Steve's answer is mostly correct: it is indeed possible for the content to differ between http and https versions of the page.
One correction I'd suggest is that you don't actually need to do a redirect to accomplish this. For instance, with the Apache webserver, you could use the "Listen" directive to direct requests to different DocumentRoots. (Other webservers, such as Nginx have similar capabilities.) Alternatively, a server side language might also detect whether the connection is secure and display different content accordingly.
Though somewhat technical, the reason this distinction is important is that in a redirect, you'll have a different URL (e.g., http://example.com/unsecure redirects to https://example.com/secure). But if done without a redirect you absolutely can have different content when the URLs are exactly the same except for the protocol, i.e., whether the connection is http or https. (Thus, http://example.com/page could be different from https://example.com/page)

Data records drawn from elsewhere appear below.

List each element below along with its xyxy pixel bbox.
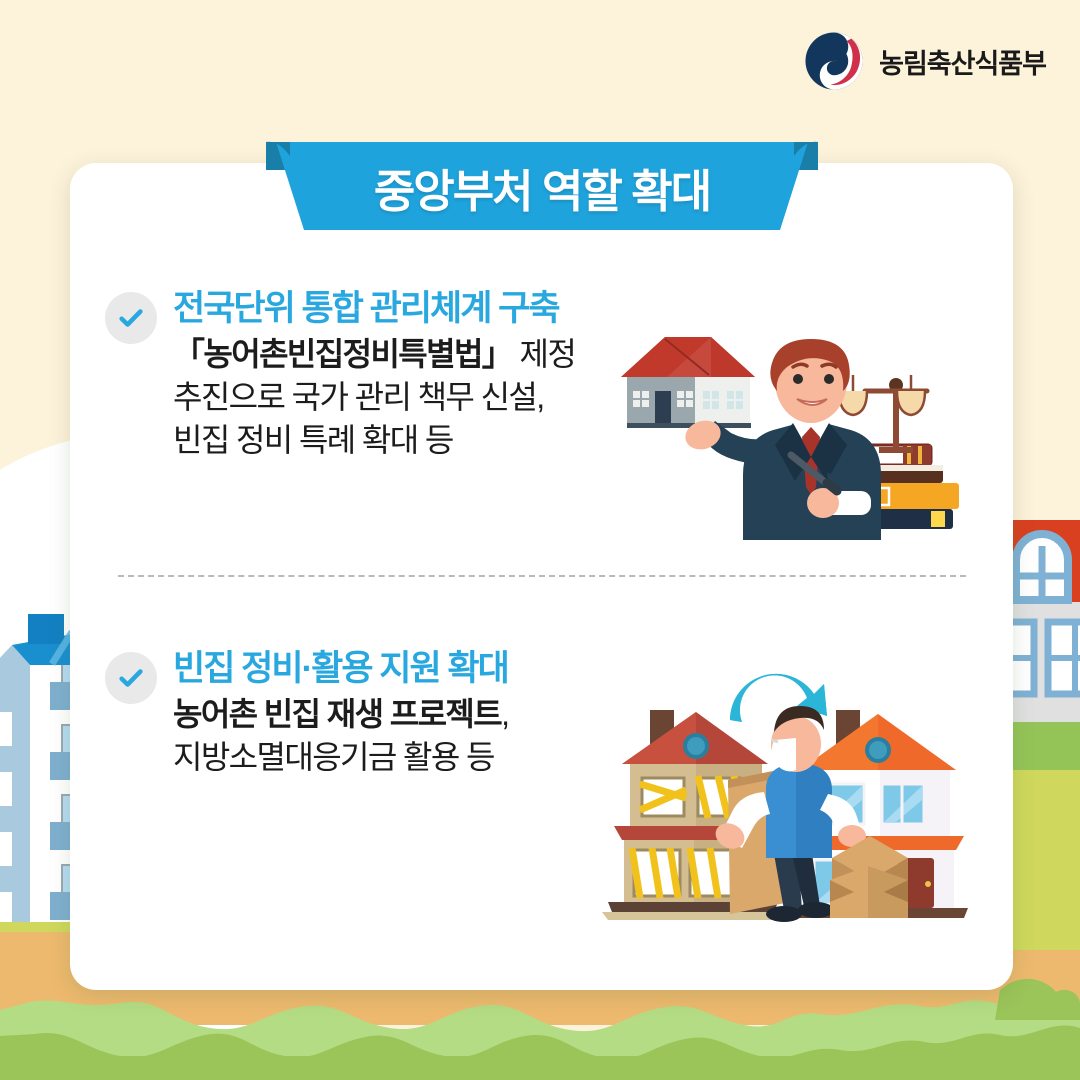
banner: 중앙부처 역할 확대 bbox=[262, 140, 822, 240]
body-normal-text: 제정 bbox=[512, 336, 575, 372]
businessman-holding-house-illustration bbox=[615, 305, 960, 540]
body-bold-text: 농어촌 빈집 재생 프로젝트 bbox=[173, 696, 501, 732]
check-circle-icon bbox=[105, 292, 157, 344]
ministry-name: 농림축산식품부 bbox=[879, 42, 1046, 81]
ministry-logo-bar: 농림축산식품부 bbox=[803, 30, 1046, 92]
korea-government-taegeuk-logo-icon bbox=[803, 30, 865, 92]
body-normal-text: , bbox=[501, 696, 508, 732]
section-divider bbox=[118, 575, 966, 577]
house-renovation-illustration bbox=[578, 640, 970, 925]
house-model-icon bbox=[621, 337, 755, 428]
body-bold-text: 「농어촌빈집정비특별법」 bbox=[173, 336, 512, 372]
check-circle-icon bbox=[105, 652, 157, 704]
banner-title: 중앙부처 역할 확대 bbox=[262, 140, 822, 240]
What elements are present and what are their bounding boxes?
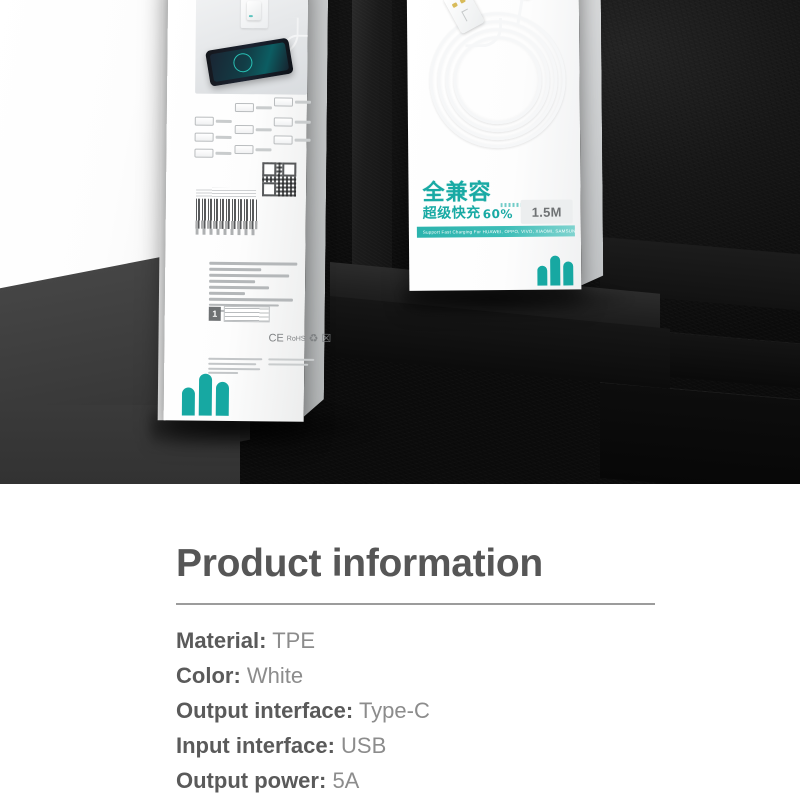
spec-value-output-interface: Type-C: [359, 698, 430, 723]
left-box-back-panel: USB TO TYPE-C: [164, 0, 309, 422]
spec-row-material: Material: TPE: [176, 623, 736, 658]
spec-row-output-interface: Output interface: Type-C: [176, 693, 736, 728]
spec-label-input-interface: Input interface:: [176, 733, 335, 758]
barcode-caption: [196, 188, 256, 198]
cable-loop-inner: [453, 36, 542, 125]
warranty-badge: 1: [209, 306, 271, 322]
percent-label: 60%: [483, 208, 513, 220]
right-box-brand-logo: [537, 245, 581, 285]
spec-value-color: White: [247, 663, 303, 688]
smartphone: [205, 38, 294, 87]
tagline-text: Support Fast Charging For HUAWEI, OPPO, …: [417, 228, 575, 234]
spec-row-output-power: Output power: 5A: [176, 763, 736, 798]
legal-text-block-right: [268, 358, 314, 368]
spec-row-input-interface: Input interface: USB: [176, 728, 736, 763]
spec-label-output-interface: Output interface:: [176, 698, 353, 723]
spec-value-output-power: 5A: [332, 768, 359, 793]
product-detail-page: coiled-white-usb-a-to-type-c-cable: [0, 0, 800, 800]
recycling-mark-icon: ♻: [308, 333, 318, 344]
retail-box-left: USB TO TYPE-C: [148, 0, 325, 429]
retail-box-right: coiled-white-usb-a-to-type-c-cable: [407, 0, 610, 299]
warranty-text-lines: [224, 305, 270, 321]
compatibility-chip-grid: [194, 104, 309, 161]
product-hero-photo: coiled-white-usb-a-to-type-c-cable: [0, 0, 800, 484]
right-box-headline-cn: 全兼容: [422, 182, 491, 205]
ce-mark-icon: CE: [268, 333, 283, 344]
rohs-mark-icon: RoHS: [287, 335, 306, 342]
subhead-cn-text: 超级快充: [423, 206, 481, 221]
page-title: Product information: [176, 542, 543, 586]
qr-code: [262, 162, 296, 196]
wall-ledge-lower: [600, 383, 800, 484]
barcode-digits: [196, 229, 258, 236]
usage-scene-photo: [195, 0, 308, 95]
barcode: [196, 199, 258, 230]
cable-length-badge: 1.5M: [521, 199, 573, 223]
weee-mark-icon: ☒: [321, 333, 331, 344]
tagline-strip: Support Fast Charging For HUAWEI, OPPO, …: [417, 225, 575, 237]
spec-row-color: Color: White: [176, 658, 736, 693]
cable-length-label: 1.5M: [532, 204, 562, 219]
percent-caption-rule: [501, 203, 523, 207]
spec-list: Material: TPE Color: White Output interf…: [176, 623, 736, 798]
cable-coil-illustration: [423, 0, 567, 167]
spec-value-input-interface: USB: [341, 733, 386, 758]
dark-pillar: [352, 0, 392, 304]
title-divider: [176, 603, 655, 605]
spec-value-material: TPE: [272, 628, 315, 653]
right-box-side-panel: [579, 0, 604, 285]
right-box-subhead-cn: 超级快充 60%: [423, 206, 513, 221]
pillar-texture: [352, 0, 392, 304]
left-box-brand-logo: [182, 365, 245, 416]
product-information-section: Product information Material: TPE Color:…: [0, 484, 800, 800]
certification-marks: CE RoHS ♻ ☒: [268, 330, 338, 347]
spec-label-output-power: Output power:: [176, 768, 326, 793]
charger-led-icon: [249, 15, 253, 17]
spec-label-material: Material:: [176, 628, 266, 653]
warranty-number: 1: [209, 306, 221, 320]
spec-label-color: Color:: [176, 663, 241, 688]
right-box-front-panel: coiled-white-usb-a-to-type-c-cable: [407, 0, 582, 291]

I'd also add that you can of course also have different content even when the URL and protocols are exactly the same. For instance https://example.com may display different content to different users depending on factors such as when they're accessing the page, where they're visiting from, the device they're using, etc.
The upshot of this to the OP is that from a technical perspective you cannot know with 100% certainty whether it's worth scraping both http and https versions of what are otherwise the same URLs just by looking at the URLs. So it may be a good idea to eyeball some of the pages in question to see if they are different, and if so if their differences are meaningful enough for you to include both.
That said, in 2020 https is more or less taken for granted by any decent website, so in practice I very much doubt you'll see much -- if any -- significant differences between the http and https pages. However, I do think you might notice some meaningful differences based on some of the other factors I mentioned above (time, location, device, etc.)
Edit: Just noticed the question about including or excluding the www in a URL.
The answer is pretty much identical the the one about http/https. Technically, the content could be different between two URLs differing only in whether they include www (e.g., https://example.com or https://www.example.com). So again, you can't know with 100% certainty just by looking at the URL alone and thus eyeballing a few of the sites in question is probably a good idea. That said, by convention pages with or without the www are almost always identical, so you'll probably be able to get away scraping just one or the other.